Cuanto más me lo preguntaba, menos conseguía entenderlo. Se lo pregunté a mi compañera de pupitre. «Es cuando un hombre y una mujer duermen desnudos, uno encima y la otra debajo.»

Los veranos con mis tíos eran interminables. Nadie venía a vernos. No hacíamos excursiones, salvo el 15 de agosto a un santuario mariano poco distante. El aire no se movía, la luz era deslumbrante, el calor fermentaba los excrementos. Pipí de conejo, caca de gallina. Sólo se podía pasear con la nariz tapada.

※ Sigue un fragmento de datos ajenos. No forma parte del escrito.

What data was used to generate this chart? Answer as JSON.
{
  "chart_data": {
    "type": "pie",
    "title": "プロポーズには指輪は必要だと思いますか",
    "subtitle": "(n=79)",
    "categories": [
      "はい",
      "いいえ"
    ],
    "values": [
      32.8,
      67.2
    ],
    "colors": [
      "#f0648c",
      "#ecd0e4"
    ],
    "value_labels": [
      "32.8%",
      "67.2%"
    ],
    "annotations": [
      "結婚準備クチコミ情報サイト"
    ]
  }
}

«Deberías acostumbrarte, señorita», me decía mi tía, con mala sombra. Un día, el gallinero, la conejera, la leñera y la casa serían mías. A esto se refería mi tía. Debía acostumbrarme porque aquélla sería mi vida, limpiar las gallinas, retorcerles el pescuezo, recoger los tomates, pelarlos, hervirlos, despellejar a los conejos y luego, por la tarde, sentarme delante de la casa, al anochecer, a mirar pasar como una exhalación los Tir por la carretera comarcal.

«Si no hubiera sido por nosotros», repetía a menudo.

Si no hubiera sido por vosotros, continuaba dentro de mí, a esta hora tendría una casa preciosa y un papá. O estaría en el mar con las monjas, de campamento. Asi que cualquier cosa sería mejor que quedarme allí, inhalando el plomo de los motores, el metano de la descomposición.